Im Linux-Kernel wurde die folgende Schwachstelle behoben: xfs: fix memory leak in xfs dqinode metadir create() Wenn xfs metadir create() in xfs dqinode metadir create() fehlschlägt, kehrt der aktuelle Code direkt zurück, wodurch das zugewiesene Update und der Transaktionsstatus verloren gehen. Wenn der nachfolgende Commit fehlschlägt, bleibt die anrufereigene Inode-Referenz zurück. Beheben Sie dieses Speicherleck, indem Sie den Create-Fehlerpfad durch xfs metadir cancel() leiten. Sowohl für das Erstellen als auch für das Begehen von Fehlern beenden und veröffentlichen Sie alle an den Anrufer zurückgegebenen Inode und spiegeln das Entwickelungsmuster in xfs metadir mkdir(). Der Fehler wurde zuerst von einem experimentellen Analysetool markiert, das wir für Kernel-Speichermanagement-Bugs entwickeln, während wir v6.13-rc1 analysieren. Das Tool befindet sich noch in der Entwicklung und ist noch nicht öffentlich verfügbar. Die manuelle Inspektion bestätigt, dass der Fehler in v7.1.1 noch vorhanden ist. Ein x86 64 allyesconfig Build zeigte keine neuen Warnungen. Laufzeitvalidierung verwendet kprobe Fehlerinjektion während `mount -o uquota` auf einem Metadir XFS Bild. Injecting xfs metadir create() reproduzierte den alten Active-Update-Pfad, der das Mount später im Mount-Setup hängen ließ; nach dieser Änderung meldete dieselbe Injektion cancel hits=1 und irele hits=1.

Herstellerlinux
Produktlinux kernel
ProduktfamilieKeine Angaben
Betroffene Versionen>=6.13 <6.18.39, >=6.19 <7.1.4, 7.2
Behobene VersionenKeine Angaben

Quellen & weiterführende Informationen

Hier werden ausschließlich tatsächlich zu dieser Schwachstelle gespeicherte Quellenbelege angezeigt.

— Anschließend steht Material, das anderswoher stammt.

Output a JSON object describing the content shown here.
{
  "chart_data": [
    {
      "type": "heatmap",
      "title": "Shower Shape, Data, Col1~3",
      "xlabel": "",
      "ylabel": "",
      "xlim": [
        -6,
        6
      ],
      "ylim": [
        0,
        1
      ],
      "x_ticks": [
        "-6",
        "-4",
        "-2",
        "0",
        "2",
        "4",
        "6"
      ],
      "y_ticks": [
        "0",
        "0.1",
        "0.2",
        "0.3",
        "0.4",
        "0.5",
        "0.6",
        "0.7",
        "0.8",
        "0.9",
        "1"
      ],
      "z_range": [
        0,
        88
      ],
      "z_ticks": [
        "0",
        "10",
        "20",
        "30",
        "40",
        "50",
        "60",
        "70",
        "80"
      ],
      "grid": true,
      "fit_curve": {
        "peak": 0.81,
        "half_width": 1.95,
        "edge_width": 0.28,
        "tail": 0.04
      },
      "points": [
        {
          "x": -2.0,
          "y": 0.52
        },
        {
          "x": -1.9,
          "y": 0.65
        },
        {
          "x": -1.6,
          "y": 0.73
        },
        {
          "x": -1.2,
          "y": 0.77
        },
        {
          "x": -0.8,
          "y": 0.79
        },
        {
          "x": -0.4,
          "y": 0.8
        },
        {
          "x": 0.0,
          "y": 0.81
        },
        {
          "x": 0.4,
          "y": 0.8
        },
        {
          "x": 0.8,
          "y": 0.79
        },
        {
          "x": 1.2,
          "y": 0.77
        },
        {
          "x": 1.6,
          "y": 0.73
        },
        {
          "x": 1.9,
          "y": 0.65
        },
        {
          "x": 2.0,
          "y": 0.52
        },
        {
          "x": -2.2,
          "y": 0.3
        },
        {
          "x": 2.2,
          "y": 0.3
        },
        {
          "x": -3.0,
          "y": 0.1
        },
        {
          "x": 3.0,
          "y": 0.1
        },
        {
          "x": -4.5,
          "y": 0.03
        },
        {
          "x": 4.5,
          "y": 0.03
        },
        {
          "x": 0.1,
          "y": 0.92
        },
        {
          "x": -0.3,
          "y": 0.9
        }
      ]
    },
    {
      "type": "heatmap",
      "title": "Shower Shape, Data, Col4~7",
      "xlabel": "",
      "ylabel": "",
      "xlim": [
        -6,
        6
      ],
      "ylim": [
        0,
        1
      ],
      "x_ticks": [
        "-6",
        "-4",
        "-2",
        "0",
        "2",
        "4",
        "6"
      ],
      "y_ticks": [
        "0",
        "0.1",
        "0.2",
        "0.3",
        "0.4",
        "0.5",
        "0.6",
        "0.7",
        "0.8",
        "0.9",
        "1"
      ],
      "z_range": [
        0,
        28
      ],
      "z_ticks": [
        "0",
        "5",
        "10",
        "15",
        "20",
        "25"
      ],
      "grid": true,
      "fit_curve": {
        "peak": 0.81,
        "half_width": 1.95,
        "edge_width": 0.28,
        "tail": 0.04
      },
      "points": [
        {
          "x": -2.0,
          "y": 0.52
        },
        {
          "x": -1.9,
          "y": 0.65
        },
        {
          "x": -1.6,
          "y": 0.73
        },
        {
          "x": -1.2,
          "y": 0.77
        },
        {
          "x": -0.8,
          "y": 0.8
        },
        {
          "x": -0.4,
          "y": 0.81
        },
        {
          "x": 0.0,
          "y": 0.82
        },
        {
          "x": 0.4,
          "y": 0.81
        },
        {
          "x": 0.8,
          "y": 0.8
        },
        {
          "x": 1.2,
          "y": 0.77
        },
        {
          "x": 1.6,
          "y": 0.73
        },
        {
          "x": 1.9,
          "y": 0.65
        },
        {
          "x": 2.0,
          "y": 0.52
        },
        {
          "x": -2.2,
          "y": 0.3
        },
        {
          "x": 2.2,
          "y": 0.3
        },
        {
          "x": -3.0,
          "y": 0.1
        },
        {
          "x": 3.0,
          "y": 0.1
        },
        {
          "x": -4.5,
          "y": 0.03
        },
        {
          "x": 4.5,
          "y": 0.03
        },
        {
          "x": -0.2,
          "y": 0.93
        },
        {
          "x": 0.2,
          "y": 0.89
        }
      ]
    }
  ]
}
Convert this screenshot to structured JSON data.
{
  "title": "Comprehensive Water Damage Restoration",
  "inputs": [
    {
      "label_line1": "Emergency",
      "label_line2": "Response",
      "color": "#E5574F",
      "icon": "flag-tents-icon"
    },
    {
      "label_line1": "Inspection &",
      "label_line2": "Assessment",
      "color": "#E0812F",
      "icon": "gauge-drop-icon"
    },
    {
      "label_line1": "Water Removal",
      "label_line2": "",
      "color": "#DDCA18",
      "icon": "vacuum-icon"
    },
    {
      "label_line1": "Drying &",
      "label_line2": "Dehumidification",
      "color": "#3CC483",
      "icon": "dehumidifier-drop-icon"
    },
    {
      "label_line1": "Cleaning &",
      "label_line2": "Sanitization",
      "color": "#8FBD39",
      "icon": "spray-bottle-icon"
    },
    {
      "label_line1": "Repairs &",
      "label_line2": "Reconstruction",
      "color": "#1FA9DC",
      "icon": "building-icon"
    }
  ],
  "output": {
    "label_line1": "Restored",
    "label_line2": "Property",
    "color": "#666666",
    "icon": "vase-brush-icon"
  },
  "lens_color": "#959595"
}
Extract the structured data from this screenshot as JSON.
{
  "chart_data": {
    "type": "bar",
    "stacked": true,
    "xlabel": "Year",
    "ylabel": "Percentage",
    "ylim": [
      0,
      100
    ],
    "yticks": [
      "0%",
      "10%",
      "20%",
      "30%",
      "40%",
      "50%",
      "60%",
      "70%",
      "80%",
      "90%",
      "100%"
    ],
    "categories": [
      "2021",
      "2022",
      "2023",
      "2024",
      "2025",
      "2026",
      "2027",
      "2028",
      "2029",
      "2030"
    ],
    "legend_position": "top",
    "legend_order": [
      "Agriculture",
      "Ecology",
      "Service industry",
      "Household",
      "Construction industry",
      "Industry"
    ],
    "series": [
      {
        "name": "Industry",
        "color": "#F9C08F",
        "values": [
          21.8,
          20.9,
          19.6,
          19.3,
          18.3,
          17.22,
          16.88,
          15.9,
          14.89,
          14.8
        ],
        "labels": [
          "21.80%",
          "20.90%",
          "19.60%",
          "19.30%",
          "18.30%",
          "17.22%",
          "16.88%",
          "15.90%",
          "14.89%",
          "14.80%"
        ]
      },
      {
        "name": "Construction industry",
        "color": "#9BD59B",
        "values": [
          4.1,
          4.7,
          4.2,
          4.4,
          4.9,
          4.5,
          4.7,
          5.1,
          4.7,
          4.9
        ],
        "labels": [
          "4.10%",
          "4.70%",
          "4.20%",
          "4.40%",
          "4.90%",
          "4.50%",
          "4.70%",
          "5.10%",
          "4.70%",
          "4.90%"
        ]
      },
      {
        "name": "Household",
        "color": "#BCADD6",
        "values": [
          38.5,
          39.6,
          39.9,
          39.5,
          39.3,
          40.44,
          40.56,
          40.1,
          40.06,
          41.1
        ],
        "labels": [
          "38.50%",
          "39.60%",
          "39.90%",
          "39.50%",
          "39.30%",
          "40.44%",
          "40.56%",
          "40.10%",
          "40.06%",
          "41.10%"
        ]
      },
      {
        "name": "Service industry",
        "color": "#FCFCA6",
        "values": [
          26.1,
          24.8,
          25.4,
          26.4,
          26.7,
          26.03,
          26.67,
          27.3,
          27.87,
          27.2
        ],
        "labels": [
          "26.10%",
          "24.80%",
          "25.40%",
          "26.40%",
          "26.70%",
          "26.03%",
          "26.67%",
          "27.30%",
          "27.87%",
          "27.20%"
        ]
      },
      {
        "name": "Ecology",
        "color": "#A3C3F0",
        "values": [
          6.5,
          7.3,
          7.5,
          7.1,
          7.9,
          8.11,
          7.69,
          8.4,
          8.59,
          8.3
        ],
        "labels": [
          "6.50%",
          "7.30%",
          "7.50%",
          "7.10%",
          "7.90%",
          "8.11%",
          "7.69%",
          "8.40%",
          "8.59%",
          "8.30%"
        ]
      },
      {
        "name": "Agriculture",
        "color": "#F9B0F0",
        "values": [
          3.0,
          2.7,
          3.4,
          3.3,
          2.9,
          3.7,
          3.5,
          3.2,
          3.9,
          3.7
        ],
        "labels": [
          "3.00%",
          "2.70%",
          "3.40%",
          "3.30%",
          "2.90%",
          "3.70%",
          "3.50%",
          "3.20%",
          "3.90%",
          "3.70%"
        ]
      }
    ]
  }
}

Was ist zur Behebung zu tun?

Herstellerhinweise prüfen und das betroffene Produkt kurzfristig patchen oder kompensierende Schutzmaßnahmen aktivieren.

PrioritätGrün
EinordnungPlanbar behandeln und überwachen.

Empfohlene Schritte

  • Betroffene Systeme identifizieren: linux linux kernel.
  • Exposition prüfen: Internet-Erreichbarkeit, Admin-Oberflächen, VPN, Mail- oder Webdienste.
  • Hersteller-Advisory öffnen und verfügbare Updates, Workarounds oder Deaktivierungen prüfen.
  • Nacharbeiten dokumentieren: betroffene Assets, Maßnahme, Zeitpunkt, Restrestrisiko.

Übergangsmaßnahmen

  • Zugriff auf betroffene Dienste auf vertrauenswürdige Netze einschränken.
  • WAF/IDS/EDR-Regeln und Hersteller-IOCs aktivieren, sofern verfügbar.
  • Nicht benötigte Funktionen, Plugins oder Dienste temporär deaktivieren.